Dans son enfance, Æmilius Irving vécut en France, où il apprit le latin et le français. Après avoir émigré dans le Haut-Canada avec sa famille en 1834 – ils s’installèrent près de Lundy’s Lane (Niagara Falls) en 1835, puis près de Newmarket en 1839 –, il poursuivit ses études à l’Upper Canada College de Toronto. C’était un fougueux jeune homme ; ses amis le surnommaient Hickory. Son père, juge de paix et réformiste, devint conseiller législatif et premier préfet du district de Simcoe en 1843.
En 1844, Irving entra comme étudiant au cabinet de Joseph Clarke Gamble et, cinq ans plus tard, il fut admis au barreau. Il exerça un moment à Toronto avant de s’établir à Galt (Cambridge) en 1851 pour y ouvrir un cabinet. La même année, il épousa Augusta Louisa Gugy ; ils auraient deux filles et six fils, dont un mourrait en bas âge. Sa nombreuse famille n’était pas son unique souci, car il hérita en Jamaïque d’une plantation de canne à sucre qui semble avoir été pour lui un fardeau financier.
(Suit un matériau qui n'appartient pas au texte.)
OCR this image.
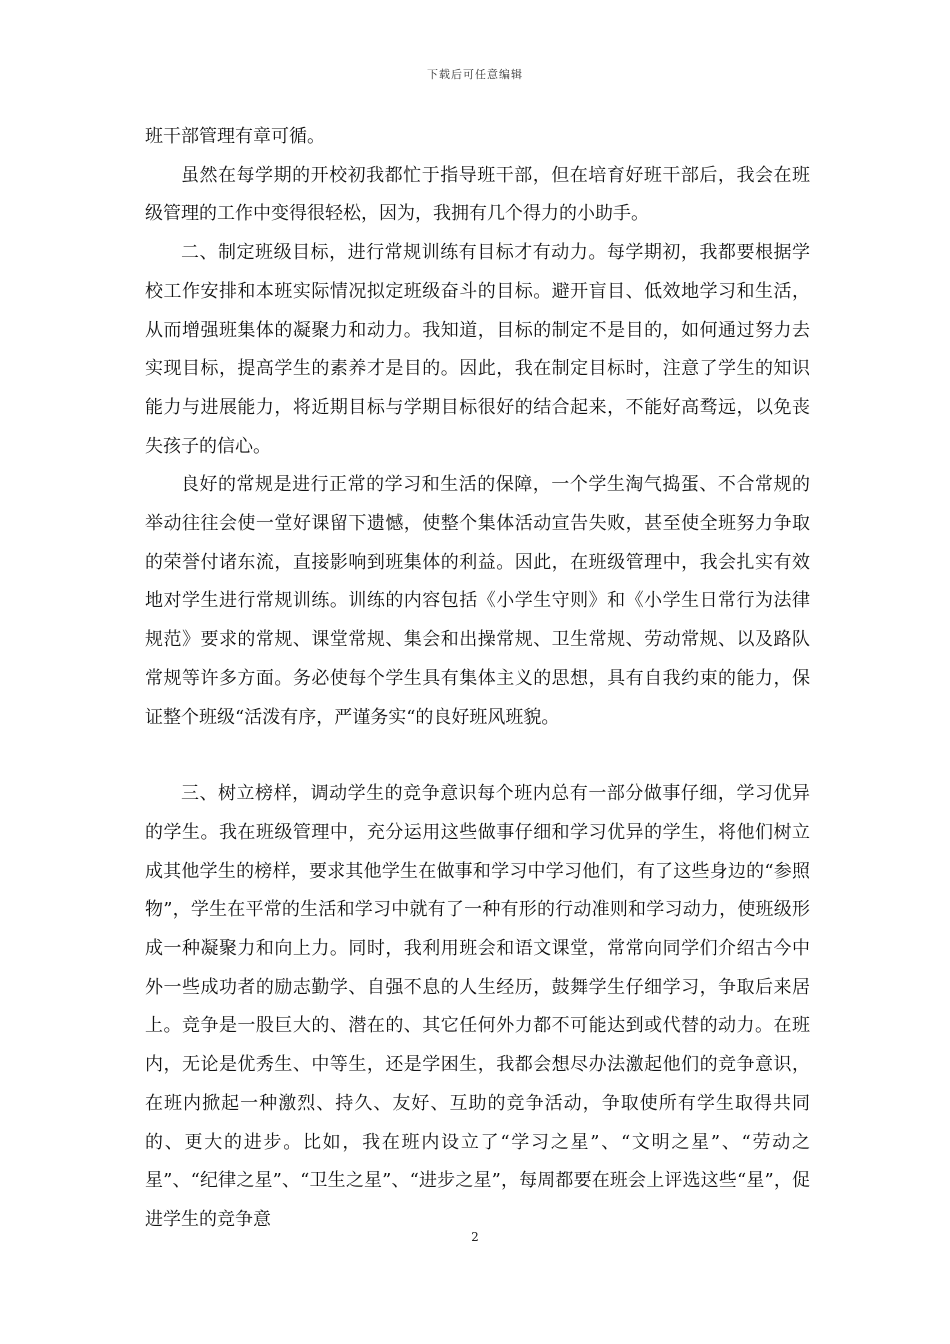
下载后可任意编辑

班干部管理有章可循。

虽然在每学期的开校初我都忙于指导班干部，但在培育好班干部后，我会在班级管理的工作中变得很轻松，因为，我拥有几个得力的小助手。

二、制定班级目标，进行常规训练有目标才有动力。每学期初，我都要根据学校工作安排和本班实际情况拟定班级奋斗的目标。避开盲目、低效地学习和生活，从而增强班集体的凝聚力和动力。我知道，目标的制定不是目的，如何通过努力去实现目标，提高学生的素养才是目的。因此，我在制定目标时，注意了学生的知识能力与进展能力，将近期目标与学期目标很好的结合起来，不能好高骛远，以免丧失孩子的信心。

良好的常规是进行正常的学习和生活的保障，一个学生淘气捣蛋、不合常规的举动往往会使一堂好课留下遗憾，使整个集体活动宣告失败，甚至使全班努力争取的荣誉付诸东流，直接影响到班集体的利益。因此，在班级管理中，我会扎实有效地对学生进行常规训练。训练的内容包括《小学生守则》和《小学生日常行为法律规范》要求的常规、课堂常规、集会和出操常规、卫生常规、劳动常规、以及路队常规等许多方面。务必使每个学生具有集体主义的思想，具有自我约束的能力，保证整个班级“活泼有序，严谨务实“的良好班风班貌。

三、树立榜样，调动学生的竞争意识每个班内总有一部分做事仔细，学习优异的学生。我在班级管理中，充分运用这些做事仔细和学习优异的学生，将他们树立成其他学生的榜样，要求其他学生在做事和学习中学习他们，有了这些身边的“参照物”，学生在平常的生活和学习中就有了一种有形的行动准则和学习动力，使班级形成一种凝聚力和向上力。同时，我利用班会和语文课堂，常常向同学们介绍古今中外一些成功者的励志勤学、自强不息的人生经历，鼓舞学生仔细学习，争取后来居上。竞争是一股巨大的、潜在的、其它任何外力都不可能达到或代替的动力。在班内，无论是优秀生、中等生，还是学困生，我都会想尽办法激起他们的竞争意识，在班内掀起一种激烈、持久、友好、互助的竞争活动，争取使所有学生取得共同的、更大的进步。比如，我在班内设立了“学习之星”、“文明之星”、“劳动之星”、“纪律之星”、“卫生之星”、“进步之星”，每周都要在班会上评选这些“星”，促进学生的竞争意

2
Ces responsabilités raffermirent sans doute sa détermination à avancer dans sa profession. Le 24 janvier 1853, Irving fut nommé greffier de la paix du comté de Waterloo.
En 1855 ou 1856, Irving s’installa avec sa famille à Hamilton, où il fut, jusqu’en 1872, conseiller juridique de la Great Western Railway Company. Travailler pour cette entreprise en pleine expansion lui donna l’occasion d’affronter une grande variété de problèmes juridiques d’ordre technique ou stratégique. Dans un contexte marqué par des changements législatifs et par l’acquisition de nouvelles lignes ferroviaires, les relations avec les expéditeurs, les manufacturiers, les passagers et les employés exigeaient une attention soutenue. Les négociations avec les propriétaires fonciers au sujet des droits de passage, le règlement des litiges, les petites manies du personnel au siège social de la compagnie, situé en Angleterre, faisaient aussi partie de son expérience juridique plutôt inhabituelle. Nommé conseiller de la reine en 1863, il serait élu en 1874 au conseil de la Law Society of Upper Canada. Il supervisa un certain nombre de causes importantes, dont quelques-unes furent portées en appel au comité judiciaire du Conseil privé en Grande-Bretagne. En mai 1867, le conseil d’administration de la Great Western Railway Company à Londres décida de lui attribuer la somme de 5 000 $ pour son travail, surtout pour avoir défendu la société ferroviaire contre une importante réclamation présentée par la Commercial Bank of Canada.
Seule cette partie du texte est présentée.